On Wednesday, the Maine Democratic Party accused presumptive Republican candidate Les Otten of ripping off President Obama’s Web site. Otten’s camp dismissed the allegation and accused leaders of the other party of being petty.
“We hope our opponents return to talking about the issues that are important to the people of the state of Maine,” Otten’s campaign spokeswoman Edith Smith said in a statement.
Interestingly, Otten isn’t even an official candidate yet. The former Sunday River Ski Resort owner and Boston Red Sox executive announced earlier this week that he was setting up an exploratory committee to consider a run for the Blaine House in 2010.
But Otten’s well-polished and professionally designed Web site quickly caught the attention of Democratic party leaders. In fact, party executive director Arden Manning suggests that the reason the site is so slick is that Otten essentially pilfered it from Obama’s historic campaign.
In his own written missive sent to the press, Manning seized upon similarities between graphics on both sites built around the letter “O.”
Obama’s graphic features what appears to be a sun rising over red and white stripes (or fields) against a blue background. Otten’s graphic displays an apparent sun rising over blue and white stripes (or water) with green hills and a green leaf. It also has stars set against a red background where the sky would be.
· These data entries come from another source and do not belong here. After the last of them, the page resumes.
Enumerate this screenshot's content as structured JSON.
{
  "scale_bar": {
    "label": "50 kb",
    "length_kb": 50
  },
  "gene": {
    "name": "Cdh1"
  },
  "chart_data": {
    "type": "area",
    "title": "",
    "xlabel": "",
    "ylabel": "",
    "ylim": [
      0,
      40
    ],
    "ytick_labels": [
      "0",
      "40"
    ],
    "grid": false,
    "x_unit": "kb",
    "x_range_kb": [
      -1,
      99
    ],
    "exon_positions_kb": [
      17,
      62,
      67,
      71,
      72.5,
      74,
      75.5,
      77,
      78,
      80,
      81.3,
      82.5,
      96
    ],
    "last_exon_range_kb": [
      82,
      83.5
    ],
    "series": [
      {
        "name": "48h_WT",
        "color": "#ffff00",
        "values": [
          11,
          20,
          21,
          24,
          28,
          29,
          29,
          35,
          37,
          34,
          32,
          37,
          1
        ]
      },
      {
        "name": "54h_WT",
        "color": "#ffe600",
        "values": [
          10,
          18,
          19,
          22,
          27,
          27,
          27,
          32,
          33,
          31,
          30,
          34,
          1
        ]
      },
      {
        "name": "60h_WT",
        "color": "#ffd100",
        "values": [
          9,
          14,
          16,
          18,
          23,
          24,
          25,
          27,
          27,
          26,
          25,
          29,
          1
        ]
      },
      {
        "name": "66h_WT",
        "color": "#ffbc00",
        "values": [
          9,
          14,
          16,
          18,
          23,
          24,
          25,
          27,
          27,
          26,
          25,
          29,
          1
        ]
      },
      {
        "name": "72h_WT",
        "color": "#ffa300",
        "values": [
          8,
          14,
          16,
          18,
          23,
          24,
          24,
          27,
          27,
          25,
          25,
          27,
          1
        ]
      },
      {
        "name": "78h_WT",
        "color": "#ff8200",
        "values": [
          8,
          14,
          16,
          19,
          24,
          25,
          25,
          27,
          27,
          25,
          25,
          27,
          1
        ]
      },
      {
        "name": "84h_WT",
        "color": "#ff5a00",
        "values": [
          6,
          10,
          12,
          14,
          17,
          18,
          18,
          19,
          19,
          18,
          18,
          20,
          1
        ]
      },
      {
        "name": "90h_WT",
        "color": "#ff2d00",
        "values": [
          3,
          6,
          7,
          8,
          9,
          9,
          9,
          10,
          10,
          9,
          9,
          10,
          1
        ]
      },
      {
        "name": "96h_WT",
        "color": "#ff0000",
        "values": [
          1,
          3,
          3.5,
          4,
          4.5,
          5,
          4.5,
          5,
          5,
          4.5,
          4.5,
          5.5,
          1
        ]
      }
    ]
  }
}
“Republicans just don’t get it,” Manning said in his statement. “They think they can succeed if they stand for all the same ideas that were soundly defeated in 2008 and support all the same policies as George W Bush, but simply change their branding to copy Barack Obama’s Web site and logo. Well, to copy an Obama slogan myself, ‘That’s not change, that’s more of the same.’”
Otten’s campaign countered that the site was built from scratch by INsyt of Farmington. The company, Smith said, used standard industry templates and colors found on political Web sites nationwide.
As for the use of “O,” Smith wrote that also happens to the first letter of Otten as well.